CollectorRequestSection

Property/Method	Description
`key`	Section identifier
`type`	`'permanent'` or `'recurring'`
`name`	Localized section name
`itemKeys`	Array of item keys
`itemCustomizations`	Per-item customization map
`addItemKey(key)`	Add an item
`addItemKeys(keys)`	Add multiple items
`removeItemKey(key)`	Remove an item
`moveItemKey(key, toIndex)`	Reorder an item
`setName(localizableText)`	Set section name
`setNameLocal(lang, name)`	Set name for one locale
`setItemCustomization(key, data)`	Set custom data for an item
`getItemCustomization(key)`	Get custom data for an item
`getData()`	Serializable section object

Permissions

Permissions are auto-generated from section items. They define what stream access the requester needs.

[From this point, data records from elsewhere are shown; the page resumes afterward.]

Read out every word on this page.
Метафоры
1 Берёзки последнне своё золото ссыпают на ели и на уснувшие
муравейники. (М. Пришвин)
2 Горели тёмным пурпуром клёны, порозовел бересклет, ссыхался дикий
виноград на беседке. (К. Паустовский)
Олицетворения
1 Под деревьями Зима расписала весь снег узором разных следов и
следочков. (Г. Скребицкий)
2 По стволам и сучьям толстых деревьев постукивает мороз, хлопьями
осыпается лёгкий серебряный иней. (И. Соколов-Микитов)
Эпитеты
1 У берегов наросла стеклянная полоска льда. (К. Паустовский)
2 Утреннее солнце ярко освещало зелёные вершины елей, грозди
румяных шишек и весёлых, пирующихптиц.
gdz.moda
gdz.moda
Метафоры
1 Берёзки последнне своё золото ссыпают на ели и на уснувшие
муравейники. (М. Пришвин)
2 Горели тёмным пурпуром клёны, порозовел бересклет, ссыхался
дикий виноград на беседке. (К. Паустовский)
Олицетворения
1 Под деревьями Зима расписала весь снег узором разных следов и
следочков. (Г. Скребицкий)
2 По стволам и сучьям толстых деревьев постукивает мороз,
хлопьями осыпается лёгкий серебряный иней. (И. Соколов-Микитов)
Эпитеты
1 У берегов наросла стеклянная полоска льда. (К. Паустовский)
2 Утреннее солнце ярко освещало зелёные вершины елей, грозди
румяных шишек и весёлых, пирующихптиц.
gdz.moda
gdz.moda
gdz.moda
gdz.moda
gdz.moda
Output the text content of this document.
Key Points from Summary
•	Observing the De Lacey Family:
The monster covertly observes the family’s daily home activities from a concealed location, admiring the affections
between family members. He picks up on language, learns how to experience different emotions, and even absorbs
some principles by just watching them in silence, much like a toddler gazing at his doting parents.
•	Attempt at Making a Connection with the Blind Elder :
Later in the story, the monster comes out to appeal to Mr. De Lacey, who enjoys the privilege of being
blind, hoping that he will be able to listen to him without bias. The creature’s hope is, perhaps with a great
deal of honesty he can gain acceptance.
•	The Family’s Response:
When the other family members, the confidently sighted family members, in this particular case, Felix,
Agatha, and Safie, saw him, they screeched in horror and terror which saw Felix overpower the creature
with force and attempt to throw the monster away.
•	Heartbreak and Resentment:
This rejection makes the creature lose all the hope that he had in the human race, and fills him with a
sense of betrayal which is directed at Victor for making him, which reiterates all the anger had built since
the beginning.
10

// Auto-generate from all sections
collector.request.buildPermissions();

// Add extra permissions not linked to items
collector.request.addPermissionExtra({
  streamId: 'app-data',
  defaultName: 'App Data',
  level: 'manage'
});

// Manual permission management
collector.request.addPermission('body', 'Body', 'read');
collector.request.resetPermissions();

Chat feature

Enable real-time messaging between requester and user.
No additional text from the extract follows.